Recreation

L’ÉQUIPE DE CRÉATION

RECREATION une installation

Mise en scène Stacey Christodoulou

Avec Stacey Christodoulou, Philippe Ducros

Scénographie Eo Sharp Trame sonore Darren Copeland

Dates du 7 au 9 mai, 1998
Lieu Galerie Oboro (4001 Berri, Montréal, coin Duluth)

Horaire du 12h au 17h

Billets Gratuit


Synopsis


Cette installation a été créée pour Counterposes, une production de Display Cult et de la galerie Oboro. Jouée dans un ascenseur industriel en marche converti en salle de jeu, cette pièce de théâtre corporel se penchait sur le côté sombre de la vie de banlieue. Dans cet environnement déformé (le mur du fond devenait le plancher), un couple jouait le rituel banal de la vie moderne sur fond de bruits d’activités domestiques, de chansons westerns aux influences hawaïennes, de musique d’ambiance des années 1950, de textes sur l’enlèvement de Patty Hearst et de rapports d’autopsie du meurtre de Jon Benet Ramsey. L’« enfant » du couple a disparu, et, à la fin, la femme disparaît aussi. Avec cette pièce, la compagnie a rapproché son esthétique de l’art visuel et exploré une relation acteur-spectateur plus dynamique.

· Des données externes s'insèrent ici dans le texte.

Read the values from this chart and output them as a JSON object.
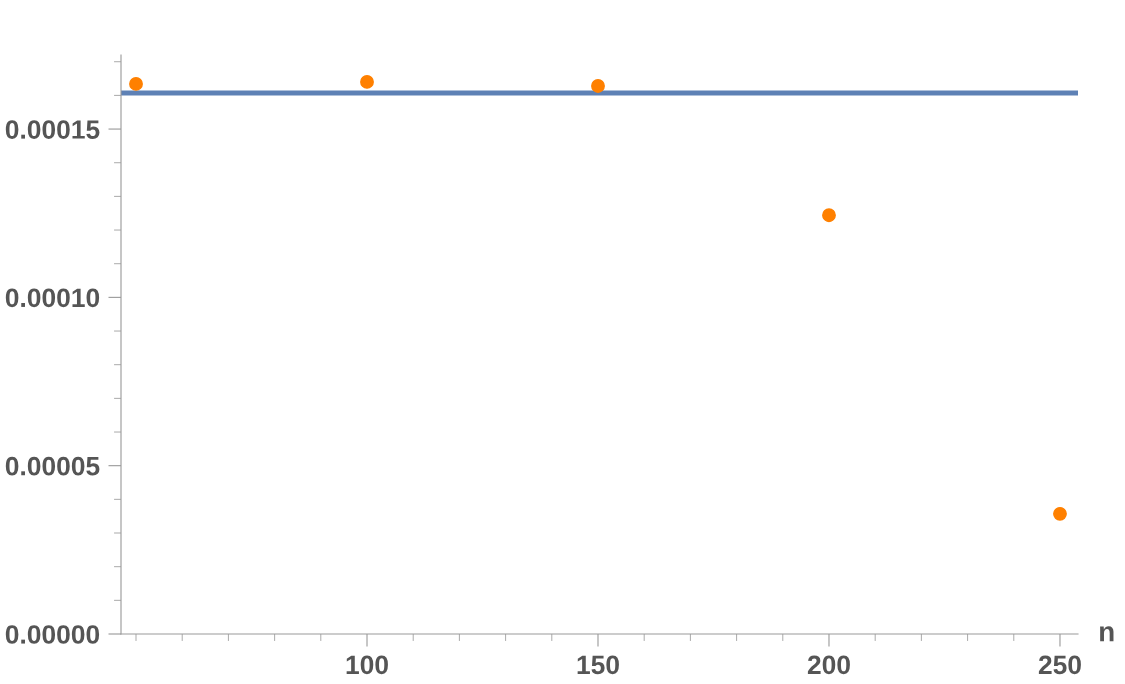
{
  "chart_data": {
    "type": "scatter",
    "xlabel": "n",
    "x": [
      50,
      100,
      150,
      200,
      250
    ],
    "series": [
      {
        "color": "#ff8000",
        "values": [
          0.0001634,
          0.000164,
          0.0001628,
          0.0001244,
          3.57e-05
        ]
      }
    ],
    "marker": "circle",
    "xlim": [
      46.75,
      253.9
    ],
    "ylim": [
      0,
      0.000172
    ],
    "xticks": [
      {
        "value": 50,
        "label": null
      },
      {
        "value": 60,
        "label": null
      },
      {
        "value": 70,
        "label": null
      },
      {
        "value": 80,
        "label": null
      },
      {
        "value": 90,
        "label": null
      },
      100,
      {
        "value": 110,
        "label": null
      },
      {
        "value": 120,
        "label": null
      },
      {
        "value": 130,
        "label": null
      },
      {
        "value": 140,
        "label": null
      },
      150,
      {
        "value": 160,
        "label": null
      },
      {
        "value": 170,
        "label": null
      },
      {
        "value": 180,
        "label": null
      },
      {
        "value": 190,
        "label": null
      },
      200,
      {
        "value": 210,
        "label": null
      },
      {
        "value": 220,
        "label": null
      },
      {
        "value": 230,
        "label": null
      },
      {
        "value": 240,
        "label": null
      },
      250
    ],
    "yticks": [
      {
        "value": 0,
        "label": "0.00000"
      },
      {
        "value": 1e-05,
        "label": null
      },
      {
        "value": 2e-05,
        "label": null
      },
      {
        "value": 3e-05,
        "label": null
      },
      {
        "value": 4e-05,
        "label": null
      },
      {
        "value": 5e-05,
        "label": "0.00005"
      },
      {
        "value": 6e-05,
        "label": null
      },
      {
        "value": 7e-05,
        "label": null
      },
      {
        "value": 8e-05,
        "label": null
      },
      {
        "value": 9e-05,
        "label": null
      },
      {
        "value": 0.0001,
        "label": "0.00010"
      },
      {
        "value": 0.00011,
        "label": null
      },
      {
        "value": 0.00012,
        "label": null
      },
      {
        "value": 0.00013,
        "label": null
      },
      {
        "value": 0.00014,
        "label": null
      },
      {
        "value": 0.00015,
        "label": "0.00015"
      },
      {
        "value": 0.00016,
        "label": null
      },
      {
        "value": 0.00017,
        "label": null
      }
    ],
    "ref_lines": [
      {
        "axis": "y",
        "value": 0.0001607,
        "color": "#5e81b5",
        "line_style": "solid"
      }
    ],
    "grid": false,
    "legend": false
  }
}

Les spectateurs (plus de mille personnes par groupe de deux et trois) ont vu les 16 tableaux en mouvement au travers d’une fenêtre de deux pieds carrés. Les comédiens pouvaient arrêter l’ascenseur à différentes hauteurs de la fenêtre pour ajouter une autre dimension à l’expérience visuelle du public. À différents moments, les spectateurs pouvaient avoir le plancher ou le plafond à hauteur des yeux. Alors, ils voyaient les pieds des interprètes ou les voyaient sans tête, à partir du cou jusqu’en bas. À d’autres moments, ils pouvaient observer un tableau complètement accompli, y compris une performance dans le noir éclairée aux chandelles. Lentement, l’œuvre révélait une relation qui se désintégrait et des soupçons de meurtre étaient évoqués à la fin. Toutefois, on ne donnait que des fragments de l’histoire aux spectateurs pendant la représentation, des fragments qu’ils devaient ensuite reconstituer en revoyant la pièce ou en participant à des conversations avec d’autres spectateurs.

Pour lire notre manifeste dans Counterposes : Reimagining Tableaux Vivants par Jennifer Fisher et Jim Drobnick, veuillez cliquer ici.


Presse


« Meillure exposition de groupe, catégorie galeries et centres d’artistes : CounterPoses , à la galerie Oboro. Bien mené, ce blitz de trois jours présentait d’intrigantes variations autour du thème du tableau vivant, dans tout l’edifice du 4001 de la rue Berri. Un des bons coups de l’année, une initiative parfaitement originale. »

Bernard Lamarche, Le Devoir, December 31, 1998

« Évènements de l’année, TOP 10 ARTS VISUELS: Tableaux Vivants collectif, Galerie Oboro. »

Nicolas Mavrikakis, Voir, December 23 – January 6, 1999

“A comical tension floats in the air as the room shifts, the floor becoming the walls while I peer downs from what is now the ceiling. I am a suburban voyeur, spying on this revolving mise-en-scène, trying to crack the social codes of these day-to-day absurdities.”

Valérie Lamontagne, MIX, Fall, 1998

“Recreation evoked the dark underbelly of the apparent suburban tranquility of daily chores, abundant leisure time and a ‘nothing ever happens here’ banality.”

Jennifer Fisher and Jim Drobnick, Etc. Montreal, March – May, 1999

“The unsettling configuration of space – an elongated cube of a room, tipped on its side – and the vertigo inducing wood paneling and parquet flooring served as a perfect environment for the ensuing action of the two performer/specimens.”